Supplementary material S1 shows a full description of the WWTP model used. Monte Carlo simulation was performed to take into account the variability of sludge and wastewater composition. A normal distribution was assumed for values reported in Table 1. Python 3.12.4 software with the 'rng. normal' command was used for modeling the process, running 10,000 simulations.

2.1. CO2-Biomethanation

The biological methanation of CO2 involves the following reactions, as proposed by Schwede et al. [51] and Rafrafi et al. [52]. The conversion of CO2 into acetate was demonstrated to be dependent on dissolved CO2 levels in the reactor, with values above 2.0 ± 0.2 mmol/L favoring direct methane conversion from CO2 by keeping H2/CO2 ratios above 4.0 units [53]; therefore, in the present document only reaction (1) was considered to estimate methane productivity of the reactor:
CO2 + 4 H2 → CH4 + 2 H2O (1)
2 CO2 + 4 H2 CH3COOH + 2 H2O (2)
CH3COOH → CH4 + CO2 (3)
Continuous stirred tank reactors (CSTR) attain better specific surface area than other types of reactors if gas bubbles are small and well dispersed, thus allowing better transfer efficiencies (higher KLa values) [54]. However, other reactor configurations, such as airlift reactors, perform better in terms of mass transfer efficiency [55]. Hydrogen injection values reported in the scientific literature range from 0.02 up to 0.56 L H2/Lr d [56,57] when studying direct injection to the anaerobic reactor and higher values when operating with other reactor configurations thanks to the feasibility of applying higher gas recirculation rates, thus improving mass transfer. Laguillaumie et al. [58] applied injection rates between 0.7 and 9.4 L H2/Lr d using a bubble column when working under thermophilic conditions and attaining a gas conversion close to 100%. Illi et al. [59] reported values between 0.54 and 1.1 L H2/Lr d using an anaerobic filter under mesophilic conditions, and Strübing et al. [60] reported an injection rate of 52.5 m3 H2/m3 trickle bed/d operating in this case under thermophilic conditions.
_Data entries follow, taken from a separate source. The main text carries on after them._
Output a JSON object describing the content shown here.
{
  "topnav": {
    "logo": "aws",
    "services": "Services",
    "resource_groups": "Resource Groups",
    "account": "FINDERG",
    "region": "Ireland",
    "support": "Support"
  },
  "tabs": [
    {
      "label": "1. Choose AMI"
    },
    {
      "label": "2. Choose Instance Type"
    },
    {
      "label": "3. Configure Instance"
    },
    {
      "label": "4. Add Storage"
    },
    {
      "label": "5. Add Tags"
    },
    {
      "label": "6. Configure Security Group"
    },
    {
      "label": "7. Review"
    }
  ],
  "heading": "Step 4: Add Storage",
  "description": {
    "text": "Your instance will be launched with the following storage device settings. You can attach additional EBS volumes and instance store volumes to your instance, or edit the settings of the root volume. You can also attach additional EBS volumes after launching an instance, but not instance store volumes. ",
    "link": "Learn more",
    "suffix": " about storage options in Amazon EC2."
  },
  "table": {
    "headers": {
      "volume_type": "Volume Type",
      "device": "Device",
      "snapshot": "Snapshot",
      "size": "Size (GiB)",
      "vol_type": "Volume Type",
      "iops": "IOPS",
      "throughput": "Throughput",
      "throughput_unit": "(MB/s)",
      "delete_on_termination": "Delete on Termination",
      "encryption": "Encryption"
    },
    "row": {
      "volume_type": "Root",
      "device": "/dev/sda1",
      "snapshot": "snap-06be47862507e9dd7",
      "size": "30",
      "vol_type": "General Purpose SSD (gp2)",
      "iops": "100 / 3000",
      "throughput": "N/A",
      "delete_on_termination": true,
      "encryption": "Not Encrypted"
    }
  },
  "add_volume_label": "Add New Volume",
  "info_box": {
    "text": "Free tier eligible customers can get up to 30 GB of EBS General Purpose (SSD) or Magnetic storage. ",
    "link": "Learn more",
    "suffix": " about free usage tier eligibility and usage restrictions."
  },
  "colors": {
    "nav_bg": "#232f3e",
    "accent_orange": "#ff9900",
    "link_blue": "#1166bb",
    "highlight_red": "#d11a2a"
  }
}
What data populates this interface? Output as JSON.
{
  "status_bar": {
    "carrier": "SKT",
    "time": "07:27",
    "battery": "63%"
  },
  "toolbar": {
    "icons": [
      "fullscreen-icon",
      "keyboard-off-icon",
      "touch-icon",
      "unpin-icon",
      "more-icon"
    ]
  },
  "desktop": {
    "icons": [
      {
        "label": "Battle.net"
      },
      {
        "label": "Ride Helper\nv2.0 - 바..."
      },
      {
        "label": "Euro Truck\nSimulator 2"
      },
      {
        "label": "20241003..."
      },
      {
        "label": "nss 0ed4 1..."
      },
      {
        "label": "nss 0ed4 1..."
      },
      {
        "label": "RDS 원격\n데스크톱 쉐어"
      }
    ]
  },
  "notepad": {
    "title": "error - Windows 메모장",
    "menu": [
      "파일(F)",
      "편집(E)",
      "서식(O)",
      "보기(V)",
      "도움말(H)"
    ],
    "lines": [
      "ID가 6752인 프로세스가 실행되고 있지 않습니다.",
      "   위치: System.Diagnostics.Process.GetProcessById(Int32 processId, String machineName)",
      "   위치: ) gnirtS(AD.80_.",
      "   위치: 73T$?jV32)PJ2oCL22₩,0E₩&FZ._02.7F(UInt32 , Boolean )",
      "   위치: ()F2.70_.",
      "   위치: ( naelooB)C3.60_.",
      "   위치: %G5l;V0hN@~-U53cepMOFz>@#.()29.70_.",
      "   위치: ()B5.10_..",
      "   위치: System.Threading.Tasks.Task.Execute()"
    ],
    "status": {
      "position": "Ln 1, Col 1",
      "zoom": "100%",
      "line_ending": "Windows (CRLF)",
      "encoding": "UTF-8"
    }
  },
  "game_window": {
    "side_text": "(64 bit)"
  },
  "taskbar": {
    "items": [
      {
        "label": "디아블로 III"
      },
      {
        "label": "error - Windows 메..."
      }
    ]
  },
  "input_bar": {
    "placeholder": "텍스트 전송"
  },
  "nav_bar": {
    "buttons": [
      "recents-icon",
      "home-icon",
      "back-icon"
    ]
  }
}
Haitz et al. [61] reported injection values of 4 – 6 L H2/Lr d when testing a hollow fiber system. Given the complexity of operating other reactor configurations, the present work assumed direct hydrogen injection into the digester, thereby taking advantage of the nutrients already present in sludge, operating the reactor as a typical digestion unit, and serving H2 as a cosubstrate.
Two scenarios were studied (see Figure 1), one including mesophilic conditions for the anaerobic digester and thermophilic conditions for the second. The injection rate in the first case was assumed to be 0.2 L H2/Lr d for the low injection case and a value of 1 L H2/Lr d for the high injection case, based on the assumption that the maximum theoretical value is 2.27 L H2/Lr d [62]. The second scenario evaluated higher injection rates by establishing thermophilic conditions. In this second scenario, two injection rates were also tested: 5 L H2/Lr d for the low injection case and 30 L H2/Lr d for the high injection case. No increase in sludge specific methane production (SMP) was considered for thermophilic conditions based on reports of Gavala et al. [6] and Chen et al. [8].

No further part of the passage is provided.